Jagan · February 10, 2025, 2:04pm

does ksoftirq reboot the system or segfault? can I check the test?

willy · February 10, 2025, 5:45pm

ksoftirq just indicates pending IRQs are not handled fast enough by the software so they had to switch to polled mode, but this consumes a lot of CPU. This is super frequent on the network at very high packet rates, but for lower speed hardware it might possibly indicate a bug in a driver, though it’s not easy to figure which one.

avaf · February 10, 2025, 6:27pm

Yes, there is no system reboot or segfault, just wasting CPU, the board is still running stable, and the network is stable as well. Initially, i thought it was an IMX477 driver issue (Rock 5C) but the same occurred with IMX415 driver (Rock 5B). It was observed while rendering 50 fps (imx477) and 60 fps (imx415), maybe something related to mali blob. It was running 6.1.x.

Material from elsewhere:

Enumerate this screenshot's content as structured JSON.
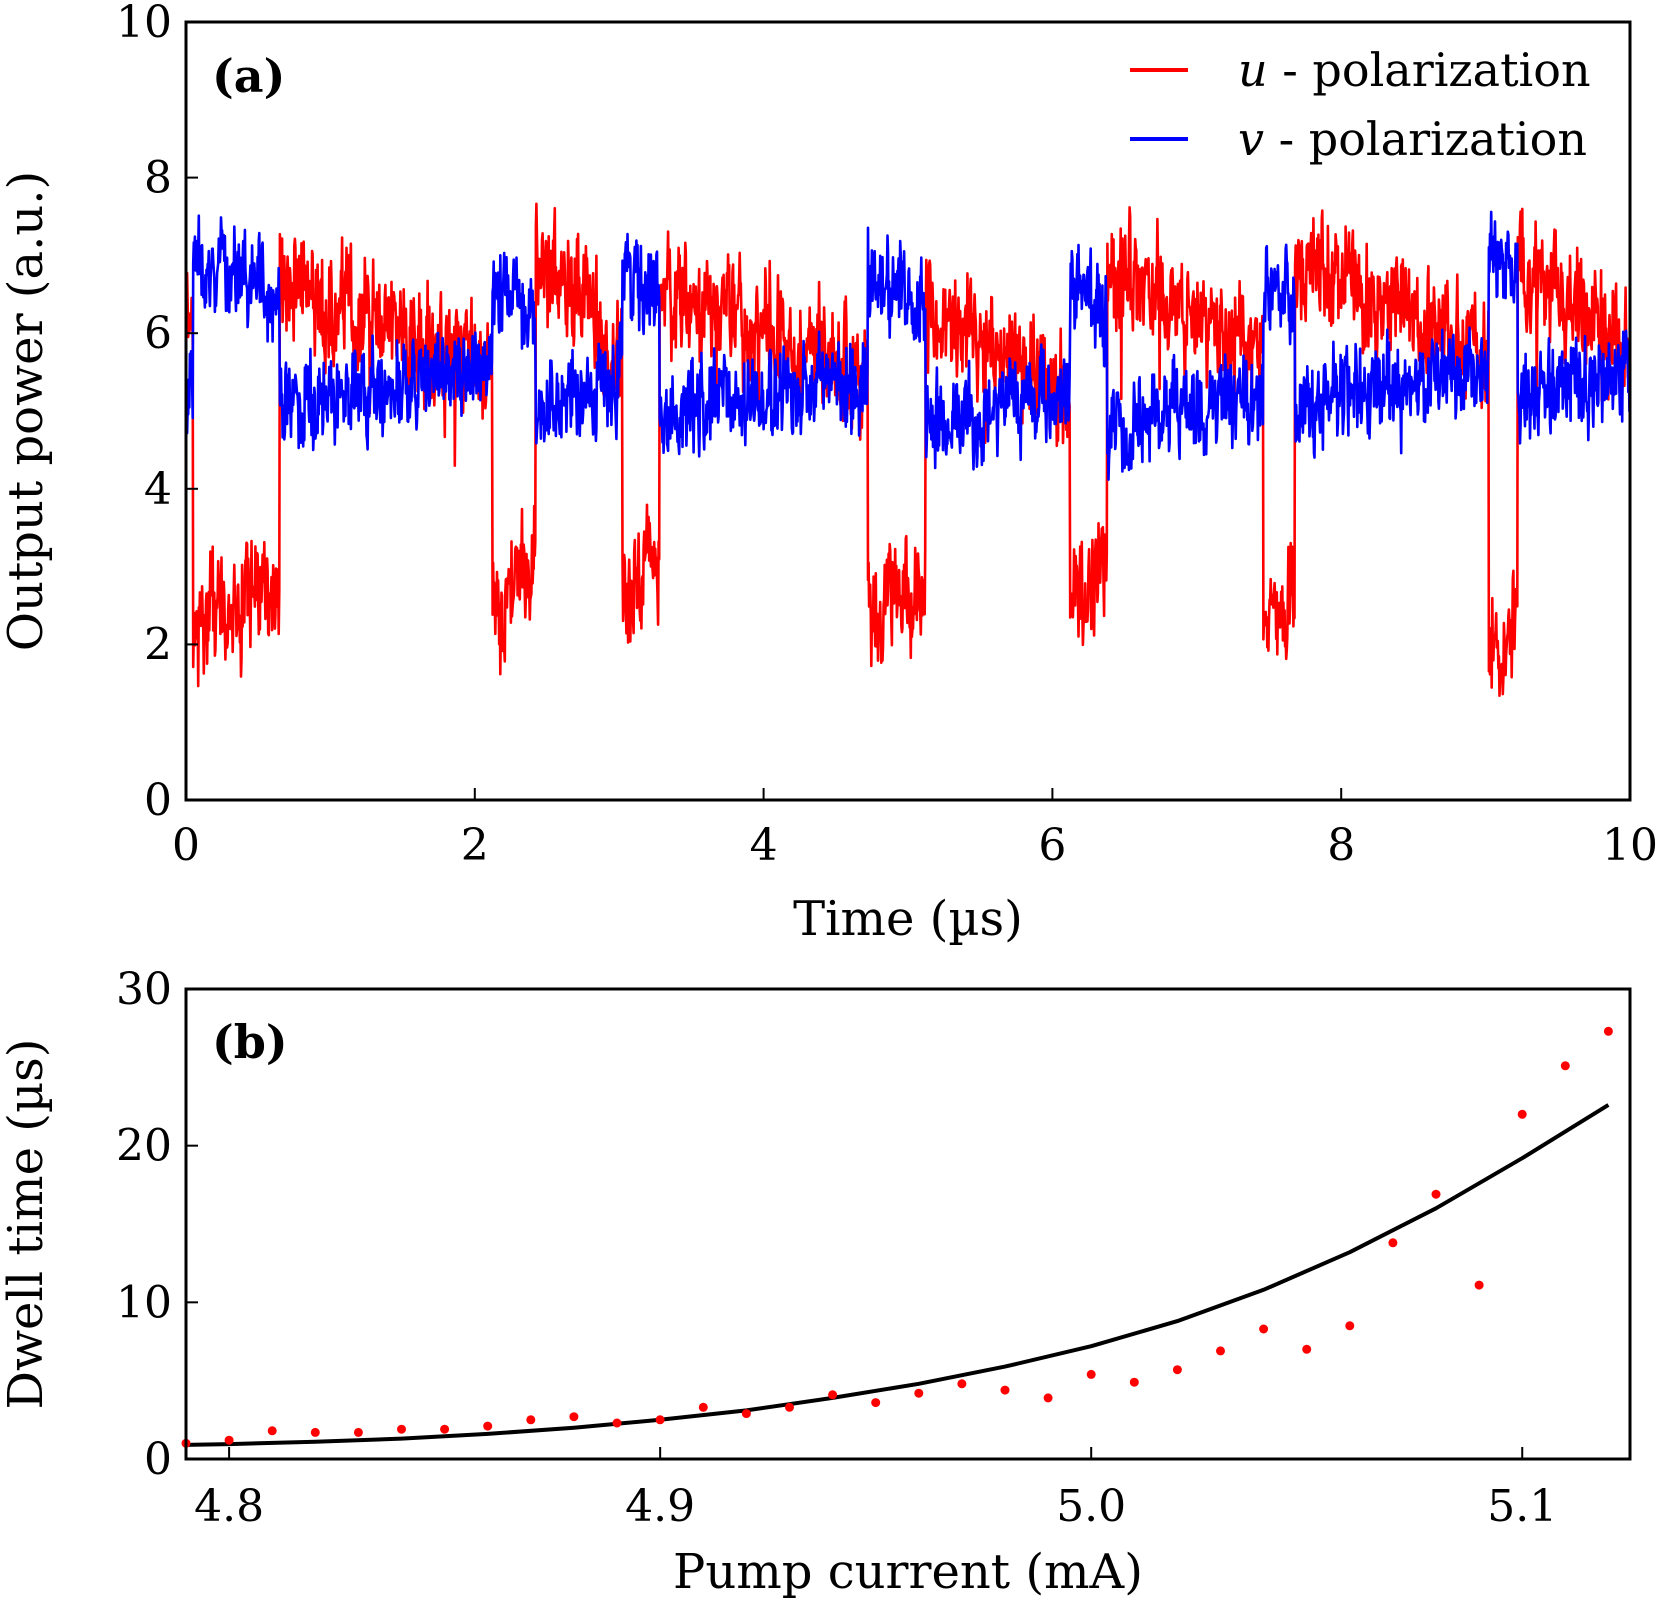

Instead of rendering it on display, i will push it via ethernet, something like FPV, at least mali will not be involved, but this can take some time.

Or the camera engine (v4l2) can’t cope with such high fps

Jagan · March 3, 2025, 11:33am

@avaf is the same code that you have ff-rknn? with these changes?

avaf · March 3, 2025, 8:26pm

Single thread, single NPU core (no parallelism): https://github.com/avafinger/ff-rknn
Multi-thread, single NPU core (no parallelism): https://github.com/PuntoMaximo/ff-rknn-sdl2
Neither code has a multi-threaded NPU.

The current ffmpeg converts NV12 to DRM_PRIME internally for encoding (i think) , thus consuming a bit more CPU.

I could not find a way to do parallelism in gstreamer, if you have, please share.

Jagan · May 11, 2025, 3:25pm

Can you share build instructions for ff-rknn-sdl2 ?

avaf · May 11, 2025, 7:06pm

In my setup, it was something like this (adjust to yours):

LD_LIBRARY_PATH=./lib1.6/ g++ -O3 --permissive -o ff-rknn-sdl2 ff-rknn-sdl2.c SDL_FontCache.c postprocess.cc -D_USE_THREADS_ -D_FILE_OFFSET_BITS=64 -D REENTRANT -I./ -I/usr/include/drm -I/usr/include -I/usr/include/SDL2 -lSDL2 -lSDL2_ttf -lz -lm -lpthread -ldrm -lrockchip_mpp -llzma -lrtmp -lssl -lcrypto -lbz2 -lxml2 -lX11 -lxcb -lXv -lXext -lv4l2 -lrga -lva -lxcb-shm -lxcb-xfixes -lxcb-render -lxcb-shape -lxcb -lXau -lXdmcp -lxcb -lxcb-shape -lXmu -lXext -lXi -lv4l2 -lasound -lpulse -lsndio -lGL -lpulse -lGL -lGLESv2 -lsndio -lfreetype -lvorbis -lvorbisenc -lopus -lrknnrt -lmp3lame

Jagan · May 12, 2025, 8:07am

and FFMPEG from here? https://github.com/nyanmisaka/ffmpeg-rockchip

Jagan · May 12, 2025, 11:31am

SDL_FontCache.c file is missing in ff-rknn-sdl2